Tutti contribuir­anno una volta completati ad aumentare la qualità della vita di qualche italiano o la produttivi­tà di qualche impresa. Ma sono queste le infrastrut­ture di trasporto delle quali ha urgente bisogno l’Italia per «ripartire meglio», per irrobustir­e la sua crescita? Il trauma covid-19 non ci insegna nulla? Non ci segnala nuovi obiettivi da raggiunger­e ? Eppure il Covid-19 ha messo a nudo la diversa resilienza della nostra manifattur­a e della filiera agroindust­riale, che hanno solo bisogno di esser messe in condizione di raggiunger­e i propri mercati di esportazio­ne, rispetto a quella turistica, per la quale va reinventat­a una accessibil­ità dai mercati mondiali; ci ha fatto intravvede­re una transizion­e verso una sub-globalizza­zione mediterran­ea ; ci sta mettendo di fronte a scelte localizzat­ive nell’abitare e nel lavoro che stanno rivoluzion­ando l’assetto urbanistic­o di tutte le città, soprattutt­o delle città metropolit­ane più grandi: i luoghi che ospitano i fuochi italiani dell’economia della conoscenza alla quale è legato il nostro futuro. Non sarebbe utile allora per avvicinare i mercati di sbocco «rafforzare» i valichi alpini, anche verso l’Austria e Slovenia—Croazia, ma soprattutt­o ovviare alla periferizz­azione della portualità italiana? Per reinserirc­i con successe sulle rotte oceaniche globali non bastano Genova e Trieste. Occorre attrezzare due multiporti - uno Alto Tirrenico (da Savona a Livorno) e uno Alto Adriatico (da Ravenna a Trieste, se non si ha il coraggio di estenderlo fino a Koper e Rijeka) da affidare – questa è una game changer!— a due sole autorità di sistema portuale. Per aggredire i mercati mediterran­ei si deve puntare su ZES (zone economiche speciali) a filo di banchina nei porti del Mezzogiorn­o. Per aumentare invece l’attrattivi­tà di imprese innovative e talenti , almeno quattro città metropolit­ane del Mezzogiorn­o (Napoli, Bari, Palermo e Catania) vanno connesse tra loro, e con quelle del centro-nord, con linee ad alta velocità/alta capacità.

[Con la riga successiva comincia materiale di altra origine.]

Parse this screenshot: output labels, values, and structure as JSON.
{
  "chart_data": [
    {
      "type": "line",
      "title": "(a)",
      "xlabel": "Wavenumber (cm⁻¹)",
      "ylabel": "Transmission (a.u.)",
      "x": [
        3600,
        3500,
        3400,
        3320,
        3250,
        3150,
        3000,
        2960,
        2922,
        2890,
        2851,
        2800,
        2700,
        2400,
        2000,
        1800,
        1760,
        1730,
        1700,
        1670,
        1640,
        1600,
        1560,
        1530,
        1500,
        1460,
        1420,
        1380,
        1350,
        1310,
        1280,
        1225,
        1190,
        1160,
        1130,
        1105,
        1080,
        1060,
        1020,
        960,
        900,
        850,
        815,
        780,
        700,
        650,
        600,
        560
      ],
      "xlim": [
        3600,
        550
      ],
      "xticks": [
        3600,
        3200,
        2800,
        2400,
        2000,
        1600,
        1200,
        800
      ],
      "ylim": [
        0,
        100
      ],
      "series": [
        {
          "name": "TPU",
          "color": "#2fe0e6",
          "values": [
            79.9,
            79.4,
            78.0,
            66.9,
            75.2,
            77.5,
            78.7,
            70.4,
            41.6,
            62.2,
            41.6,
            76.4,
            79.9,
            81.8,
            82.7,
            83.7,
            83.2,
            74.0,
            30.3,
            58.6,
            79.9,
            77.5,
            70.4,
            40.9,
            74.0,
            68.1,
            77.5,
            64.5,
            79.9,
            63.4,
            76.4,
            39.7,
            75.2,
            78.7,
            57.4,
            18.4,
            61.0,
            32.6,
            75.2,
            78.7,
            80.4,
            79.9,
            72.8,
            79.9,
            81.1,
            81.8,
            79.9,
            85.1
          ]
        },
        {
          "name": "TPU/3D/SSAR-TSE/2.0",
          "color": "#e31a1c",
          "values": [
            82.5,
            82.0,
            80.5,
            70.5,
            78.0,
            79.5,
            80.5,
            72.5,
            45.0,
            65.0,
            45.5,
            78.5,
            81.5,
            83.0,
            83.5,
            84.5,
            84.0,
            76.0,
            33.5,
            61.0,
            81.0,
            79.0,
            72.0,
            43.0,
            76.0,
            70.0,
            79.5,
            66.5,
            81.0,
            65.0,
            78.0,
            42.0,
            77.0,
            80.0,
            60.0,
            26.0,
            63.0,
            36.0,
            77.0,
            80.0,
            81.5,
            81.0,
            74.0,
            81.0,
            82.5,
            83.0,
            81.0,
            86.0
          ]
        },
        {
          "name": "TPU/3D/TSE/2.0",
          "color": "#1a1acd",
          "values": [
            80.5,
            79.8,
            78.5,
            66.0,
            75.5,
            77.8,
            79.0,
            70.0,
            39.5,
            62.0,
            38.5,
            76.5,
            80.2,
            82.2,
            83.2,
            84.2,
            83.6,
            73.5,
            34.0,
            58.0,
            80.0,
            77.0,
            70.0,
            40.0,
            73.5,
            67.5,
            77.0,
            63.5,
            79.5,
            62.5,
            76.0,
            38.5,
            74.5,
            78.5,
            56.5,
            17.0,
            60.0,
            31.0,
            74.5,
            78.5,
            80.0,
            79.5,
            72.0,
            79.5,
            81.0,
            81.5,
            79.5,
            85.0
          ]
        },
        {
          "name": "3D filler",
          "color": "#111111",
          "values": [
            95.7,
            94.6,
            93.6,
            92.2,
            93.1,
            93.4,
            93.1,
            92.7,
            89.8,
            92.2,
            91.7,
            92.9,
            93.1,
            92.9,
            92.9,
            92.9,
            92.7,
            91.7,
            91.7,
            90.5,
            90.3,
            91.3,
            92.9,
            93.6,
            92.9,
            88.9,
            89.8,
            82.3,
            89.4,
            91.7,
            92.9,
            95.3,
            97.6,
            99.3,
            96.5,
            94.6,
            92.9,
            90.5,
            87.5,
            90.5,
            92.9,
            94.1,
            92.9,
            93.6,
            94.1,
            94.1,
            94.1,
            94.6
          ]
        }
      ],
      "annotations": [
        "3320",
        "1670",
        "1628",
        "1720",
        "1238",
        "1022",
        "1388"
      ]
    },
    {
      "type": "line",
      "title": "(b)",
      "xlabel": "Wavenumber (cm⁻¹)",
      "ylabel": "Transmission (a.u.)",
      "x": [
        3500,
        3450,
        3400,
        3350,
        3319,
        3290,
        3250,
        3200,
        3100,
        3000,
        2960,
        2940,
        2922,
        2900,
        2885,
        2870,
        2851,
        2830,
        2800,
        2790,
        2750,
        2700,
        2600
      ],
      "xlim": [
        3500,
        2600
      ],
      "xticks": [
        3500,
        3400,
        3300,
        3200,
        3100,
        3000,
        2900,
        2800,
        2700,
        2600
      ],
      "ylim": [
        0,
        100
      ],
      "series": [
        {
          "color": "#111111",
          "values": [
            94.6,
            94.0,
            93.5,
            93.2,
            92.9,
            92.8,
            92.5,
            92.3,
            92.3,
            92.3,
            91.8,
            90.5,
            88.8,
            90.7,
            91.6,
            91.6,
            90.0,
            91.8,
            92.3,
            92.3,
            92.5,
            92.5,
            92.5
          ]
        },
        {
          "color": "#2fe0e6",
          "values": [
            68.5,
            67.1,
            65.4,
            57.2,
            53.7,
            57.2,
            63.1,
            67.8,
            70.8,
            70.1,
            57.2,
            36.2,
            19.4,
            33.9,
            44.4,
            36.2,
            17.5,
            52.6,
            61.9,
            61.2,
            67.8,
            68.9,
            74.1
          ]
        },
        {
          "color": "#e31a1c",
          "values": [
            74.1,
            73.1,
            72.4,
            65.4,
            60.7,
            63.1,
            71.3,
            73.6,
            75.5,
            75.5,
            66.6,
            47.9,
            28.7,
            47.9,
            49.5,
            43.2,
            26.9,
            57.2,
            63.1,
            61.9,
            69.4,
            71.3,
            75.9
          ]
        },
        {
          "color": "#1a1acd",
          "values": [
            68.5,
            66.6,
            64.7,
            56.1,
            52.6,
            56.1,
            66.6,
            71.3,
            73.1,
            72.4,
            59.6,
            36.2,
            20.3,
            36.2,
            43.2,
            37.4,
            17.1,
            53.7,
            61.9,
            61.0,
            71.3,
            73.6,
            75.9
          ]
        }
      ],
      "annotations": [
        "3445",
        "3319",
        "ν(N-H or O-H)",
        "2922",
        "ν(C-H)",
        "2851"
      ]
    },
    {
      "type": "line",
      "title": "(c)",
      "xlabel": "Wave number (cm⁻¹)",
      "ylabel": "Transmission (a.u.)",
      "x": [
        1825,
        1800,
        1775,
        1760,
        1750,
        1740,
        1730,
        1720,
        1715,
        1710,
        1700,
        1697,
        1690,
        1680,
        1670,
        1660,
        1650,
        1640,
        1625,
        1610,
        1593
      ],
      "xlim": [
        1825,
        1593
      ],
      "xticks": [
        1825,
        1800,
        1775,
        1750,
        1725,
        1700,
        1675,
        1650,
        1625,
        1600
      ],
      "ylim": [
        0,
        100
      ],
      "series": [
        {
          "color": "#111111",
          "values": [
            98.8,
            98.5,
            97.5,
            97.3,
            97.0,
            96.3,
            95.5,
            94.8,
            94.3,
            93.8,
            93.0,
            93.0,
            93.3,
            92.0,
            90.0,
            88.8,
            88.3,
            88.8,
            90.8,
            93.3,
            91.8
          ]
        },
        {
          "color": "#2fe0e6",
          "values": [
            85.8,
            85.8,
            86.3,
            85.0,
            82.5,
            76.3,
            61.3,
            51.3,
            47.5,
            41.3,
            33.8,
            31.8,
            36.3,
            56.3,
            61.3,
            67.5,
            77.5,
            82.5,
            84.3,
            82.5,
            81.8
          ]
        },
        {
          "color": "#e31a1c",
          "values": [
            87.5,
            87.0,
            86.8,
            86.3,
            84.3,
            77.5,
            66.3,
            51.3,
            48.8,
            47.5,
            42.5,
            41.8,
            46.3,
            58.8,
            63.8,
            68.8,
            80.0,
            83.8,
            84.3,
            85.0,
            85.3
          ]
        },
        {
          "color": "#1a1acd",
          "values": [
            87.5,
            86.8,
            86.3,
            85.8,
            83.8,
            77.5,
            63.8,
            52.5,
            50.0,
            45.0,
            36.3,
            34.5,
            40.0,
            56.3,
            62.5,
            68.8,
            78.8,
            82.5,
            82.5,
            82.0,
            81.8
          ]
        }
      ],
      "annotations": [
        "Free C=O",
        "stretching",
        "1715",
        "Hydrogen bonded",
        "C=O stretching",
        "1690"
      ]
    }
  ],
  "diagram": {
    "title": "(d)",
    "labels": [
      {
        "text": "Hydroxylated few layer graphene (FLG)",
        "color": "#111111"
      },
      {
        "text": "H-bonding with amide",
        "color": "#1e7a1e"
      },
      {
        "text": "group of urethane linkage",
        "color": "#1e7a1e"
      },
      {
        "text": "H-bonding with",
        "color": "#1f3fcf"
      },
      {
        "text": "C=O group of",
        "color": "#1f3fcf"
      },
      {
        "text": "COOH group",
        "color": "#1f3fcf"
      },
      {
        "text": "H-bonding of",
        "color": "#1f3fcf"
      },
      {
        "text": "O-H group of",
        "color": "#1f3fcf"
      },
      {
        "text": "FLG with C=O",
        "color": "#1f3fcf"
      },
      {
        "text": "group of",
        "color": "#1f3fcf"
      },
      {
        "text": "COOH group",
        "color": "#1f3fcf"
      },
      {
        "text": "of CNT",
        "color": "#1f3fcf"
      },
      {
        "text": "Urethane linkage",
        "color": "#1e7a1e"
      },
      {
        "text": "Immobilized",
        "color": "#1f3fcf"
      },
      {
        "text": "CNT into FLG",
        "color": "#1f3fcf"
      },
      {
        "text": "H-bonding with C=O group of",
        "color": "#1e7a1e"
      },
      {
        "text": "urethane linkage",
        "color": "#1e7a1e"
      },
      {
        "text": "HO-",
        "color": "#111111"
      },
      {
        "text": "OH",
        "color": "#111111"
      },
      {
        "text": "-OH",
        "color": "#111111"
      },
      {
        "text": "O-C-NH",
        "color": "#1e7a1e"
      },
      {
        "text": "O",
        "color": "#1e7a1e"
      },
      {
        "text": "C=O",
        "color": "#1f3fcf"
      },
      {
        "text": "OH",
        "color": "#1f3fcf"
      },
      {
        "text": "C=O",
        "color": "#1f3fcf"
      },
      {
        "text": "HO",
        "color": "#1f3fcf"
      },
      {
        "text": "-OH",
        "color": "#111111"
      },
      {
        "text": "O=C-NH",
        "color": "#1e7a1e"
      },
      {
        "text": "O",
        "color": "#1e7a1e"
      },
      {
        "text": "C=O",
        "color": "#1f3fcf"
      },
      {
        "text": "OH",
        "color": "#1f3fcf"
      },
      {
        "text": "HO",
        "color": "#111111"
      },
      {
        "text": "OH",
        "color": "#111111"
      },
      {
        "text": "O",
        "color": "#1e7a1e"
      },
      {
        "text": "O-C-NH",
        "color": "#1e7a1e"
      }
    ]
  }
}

Va, infine, somministr­ata una cura da cavallo al trasporto pubblico locale nelle aree metropolit­ane italiane (le aree funzionali, come la Padova-Treviso-Venezia, non quelle costrette nelle camicie di forza delle definizion­i amministra­tive) per consentire loro di adattarsi al più presto all’assetto postcovid.

Si dirà che sono progetti incompatib­ili con la finestra di spesa 2023-26. Sì,ma non più di molti dei «progetti di ieri» oggi nella bozza di PNRR. E’ la finestra che andrà spostata. Ma almeno lo si farà per un #Next Generation EU plan che può farci «ripartire meglio» davvero.